One limitation of the studies included were the difficulty in blinding of patient, personnel, and assessors due to the nature of the intervention. Another limitation is the lack of a standard iCBT program. Different programs were utilized in the 4 studies and program schedules were variable from 6 to 20 weeks. This may have affected the treatment compliance of the patients.

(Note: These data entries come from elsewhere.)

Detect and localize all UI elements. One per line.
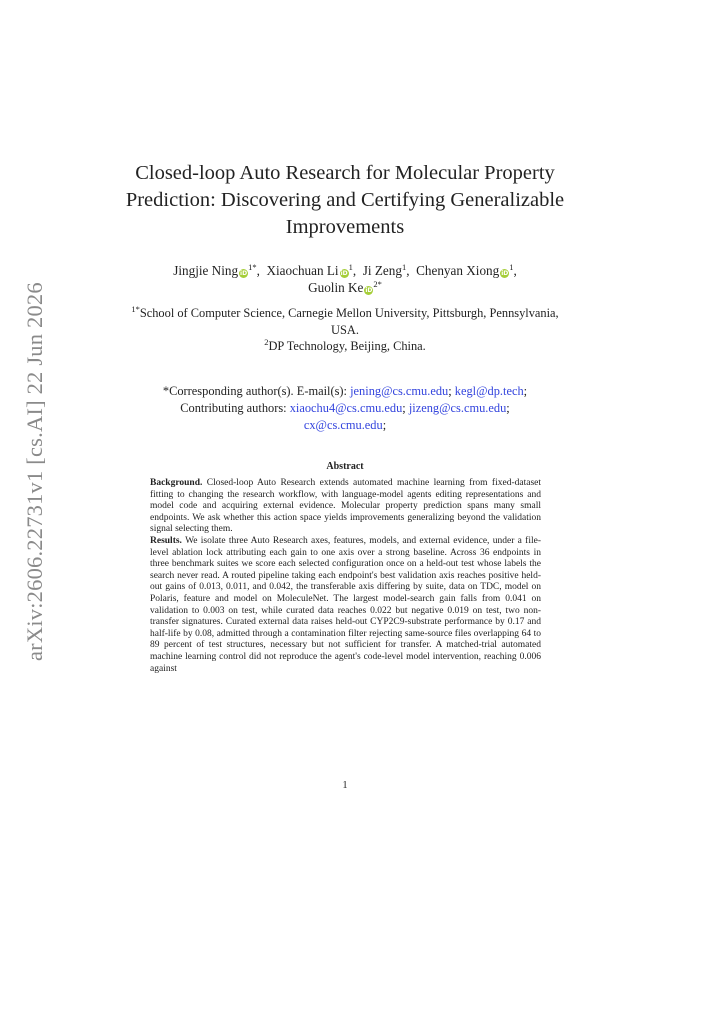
affiliations: [120, 305, 570, 355]
abstract-background: Background. Closed-loop Auto Research extends automated machine learning from fixed-dataset fitting to changing the research workflow, with language-model agents editing representations and model code and acquiring external evidence. Molecular property prediction spans many small endpoints. We ask whether this action space yields improvements generalizing beyond the validation signal selecting them.: [150, 478, 541, 535]
orcid-icon[interactable]: iD: [340, 270, 348, 277]
email-link[interactable]: kegl@dp.tech: [454, 384, 524, 398]
arxiv-identifier-stamp: arXiv:2606.22731v1 [cs.AI] 22 Jun 2026: [22, 282, 47, 661]
orcid-icon[interactable]: iD: [501, 270, 509, 277]
page-number: 1: [342, 780, 348, 791]
author-4: Chenyan Xiong $iD^1$: [416, 262, 514, 278]
contact-info: [110, 383, 580, 434]
email-link[interactable]: jening@cs.cmu.edu: [350, 384, 449, 398]
contributing-line: Contributing authors: xiaochu4@cs.cmu.edu; jizeng@cs.cmu.edu;: [180, 401, 510, 415]
email-link[interactable]: cx@cs.cmu.edu: [303, 418, 383, 432]
contributing-line-cont: cx@cs.cmu.edu;: [303, 418, 387, 432]
corresponding-line: *Corresponding author(s). E-mail(s): jening@cs.cmu.edu; kegl@dp.tech;: [162, 384, 528, 398]
email-link[interactable]: jizeng@cs.cmu.edu: [408, 401, 507, 415]
orcid-icon[interactable]: iD: [240, 270, 248, 277]
author-1: Jingjie Ning $iD^{1*}$: [173, 262, 257, 278]
author-3: Ji Zeng$^1$: [362, 262, 407, 278]
email-link[interactable]: xiaochu4@cs.cmu.edu: [289, 401, 403, 415]
abstract-results: Results. We isolate three Auto Research axes, features, models, and external evidence, under a file-level ablation lock attributing each gain to one axis over a strong baseline. Across 36 endpoints in three benchmark suites we score each selected configuration once on a held-out test whose labels the search never read. A routed pipeline taking each endpoint's best validation axis reaches positive held-out gains of 0.013, 0.011, and 0.042, the transferable axis differing by suite, data on TDC, model on Polaris, feature and model on MoleculeNet. The largest model-search gain falls from 0.041 on validation to 0.003 on test, while curated data reaches 0.022 but negative 0.019 on test, two non-transfer signatures. Curated external data raises held-out CYP2C9-substrate performance by 0.17 and half-life by 0.08, admitted through a contamination filter rejecting same-source files overlapping 64 to 89 percent of test structures, necessary but not sufficient for transfer. A matched-trial automated machine learning control did not reproduce the agent's code-level model intervention, reaching 0.006 against: [150, 535, 541, 674]
abstract-heading: Abstract: [326, 461, 364, 472]
author-5: Guolin Ke $iD^{2*}$: [308, 279, 382, 295]
paper-title: Closed-loop Auto Research for Molecular Property Prediction: Discovering and Certifying Generalizable Improvements: [125, 162, 565, 238]
affiliation-1: $^{1*}$School of Computer Science, Carnegie Mellon University, Pittsburgh, Pennsylvania, USA.: [131, 304, 559, 337]
orcid-icon[interactable]: iD: [365, 287, 373, 294]
author-list: Jingjie Ning $iD^{1*}$, Xiaochuan Li $iD^1$, Ji Zeng$^1$, Chenyan Xiong $iD^1$, Guolin Ke $iD^{2*}$: [173, 262, 517, 295]
abstract-body: [150, 478, 541, 675]
author-2: Xiaochuan Li $iD^1$: [266, 262, 353, 278]
affiliation-2: $^2$DP Technology, Beijing, China.: [264, 337, 426, 353]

The result of this meta-analysis is consistent with previous research on cognitive-based behavioral therapy (CBT). However, a comparison between CBT and iCBT can also be of value in assessing the value of iCBT in cancer patients.
In conclusion, Internet-based cognitive behavioral therapy can be a potential treatment option for cancer patients who have depression and anxiety at baseline. iCBT can be utilized to continue holistic care to cancer patients during the pandemic. More studies are needed to resolve the limitations such as lack of a standard iCBT program, to address patients who are not clinically diagnosed with DSM-V disorders, and to compare iCBT with CBT.
Conflict of Interest
The authors state no conflict of interest. The manuscript has not been supported by any source of support, including sponsorship or any financial sources.